Amp sims now days are at the point where regardless of what purists will say, you can get as good or better sounds out of amp sims as you will out of micing a real amp. Will they sound the same as the real amp they're trying to simulate? probably not, but it will only be slightly different and not necessarily better or worse. Unless you have access to some pretty damned good gear (read: not *insert popular well known amp here* + SM57) you're likely forking out a decent amount of cash for an improvement that could be attained for free if you spent some more time learning how to use your amp sims.

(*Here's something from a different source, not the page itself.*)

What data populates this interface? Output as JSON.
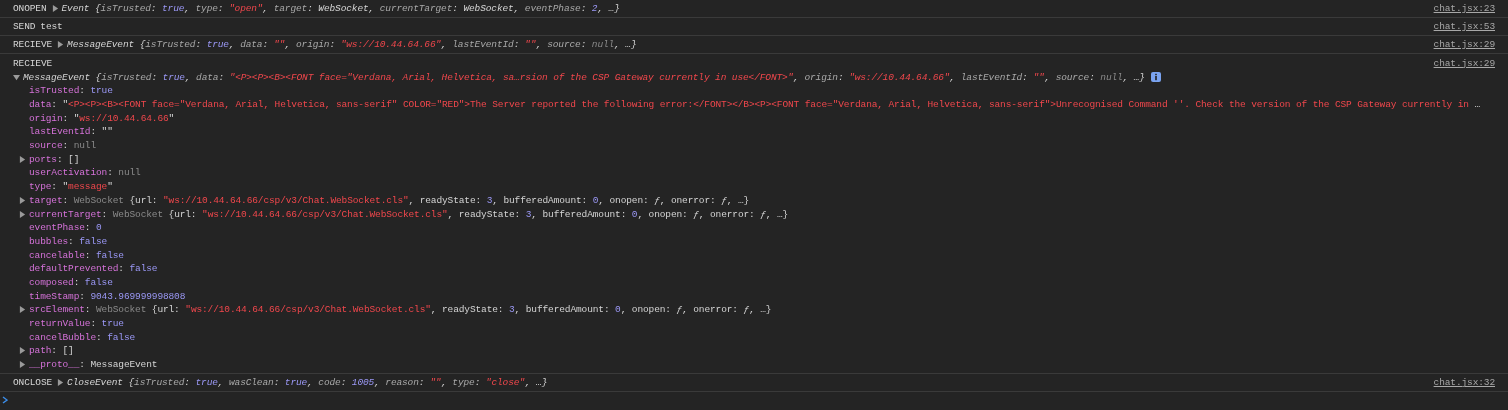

Professional studios mic amps because they have the amps already, why simulate something you already have. The outboard effects they use are better than most VSTs but that gear costs some serious cash, some over what most people here would have spent on their entire setup.

TL;DR Pro studio's have outboard effects more expensive than your whole setup. You are unlikely to get much better than good VSTs without spending some serious dough.